May’s protective façade doesn’t win her fans but it does win her respect. She has been fearless in dressing down police malfeasance, and hunting down pedophiles. Inheriting the Brexit debacle from feckless Boris might suddenly make the responsible, dogged, work-obsessed near-sexagenarian a hugely reassuring figure—the Angela Merkel of Downing Street.

May won a significant endorsement today when today’s Mail came out on its front page in favor of her candidacy. What will Sarah Vine have to say about THAT in her feisty column? Indeed, in the current atmosphere of denunciation and decapitation, will Mrs. Gove even HAVE a column next week?
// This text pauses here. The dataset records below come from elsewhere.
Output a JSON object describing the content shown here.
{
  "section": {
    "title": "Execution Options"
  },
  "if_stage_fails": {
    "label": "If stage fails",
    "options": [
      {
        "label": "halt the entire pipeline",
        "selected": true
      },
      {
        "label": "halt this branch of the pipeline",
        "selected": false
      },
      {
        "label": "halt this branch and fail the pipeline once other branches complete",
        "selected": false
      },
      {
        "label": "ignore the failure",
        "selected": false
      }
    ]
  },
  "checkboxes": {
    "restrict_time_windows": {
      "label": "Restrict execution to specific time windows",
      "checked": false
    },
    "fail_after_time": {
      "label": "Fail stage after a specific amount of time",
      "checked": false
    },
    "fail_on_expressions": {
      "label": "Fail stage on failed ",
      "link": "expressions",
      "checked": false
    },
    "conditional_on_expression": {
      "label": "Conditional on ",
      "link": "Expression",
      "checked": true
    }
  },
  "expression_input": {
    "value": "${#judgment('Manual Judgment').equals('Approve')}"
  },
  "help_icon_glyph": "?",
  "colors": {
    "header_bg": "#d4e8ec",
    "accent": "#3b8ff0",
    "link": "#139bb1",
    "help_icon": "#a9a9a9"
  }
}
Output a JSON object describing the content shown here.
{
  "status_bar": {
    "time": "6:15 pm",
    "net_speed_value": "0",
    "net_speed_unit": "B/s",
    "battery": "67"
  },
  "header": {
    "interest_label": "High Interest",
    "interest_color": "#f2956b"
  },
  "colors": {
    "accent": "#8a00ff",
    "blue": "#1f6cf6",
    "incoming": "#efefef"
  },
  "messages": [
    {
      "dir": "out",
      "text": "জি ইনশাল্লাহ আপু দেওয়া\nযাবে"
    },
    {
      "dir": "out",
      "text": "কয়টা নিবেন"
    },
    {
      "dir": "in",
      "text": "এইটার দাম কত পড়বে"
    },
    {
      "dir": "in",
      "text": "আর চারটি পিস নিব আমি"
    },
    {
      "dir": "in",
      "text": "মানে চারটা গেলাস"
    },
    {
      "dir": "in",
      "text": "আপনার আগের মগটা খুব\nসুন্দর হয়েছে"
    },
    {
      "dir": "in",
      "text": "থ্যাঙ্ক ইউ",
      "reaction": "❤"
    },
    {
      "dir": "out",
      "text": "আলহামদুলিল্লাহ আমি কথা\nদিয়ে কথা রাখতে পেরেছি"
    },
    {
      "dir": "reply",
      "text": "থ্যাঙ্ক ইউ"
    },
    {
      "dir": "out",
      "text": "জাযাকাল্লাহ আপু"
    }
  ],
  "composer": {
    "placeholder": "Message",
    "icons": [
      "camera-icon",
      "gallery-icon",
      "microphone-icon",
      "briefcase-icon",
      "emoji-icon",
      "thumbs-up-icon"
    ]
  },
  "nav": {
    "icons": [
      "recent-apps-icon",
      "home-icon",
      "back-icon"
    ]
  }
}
If Brexit is a symptom of the same pseudo-populist fever as the Trump ascendancy, might there be the happy possibility that Donald, like Boris, will bail before the mob finally (to borrow a Trumpism) figures out what the hell’s going on? Or, failing that, that the pretender with the interesting hair will be usurped by a fully qualified woman whose competence and experience, err, trump her failure to be the kind of guy you want to have a beer with?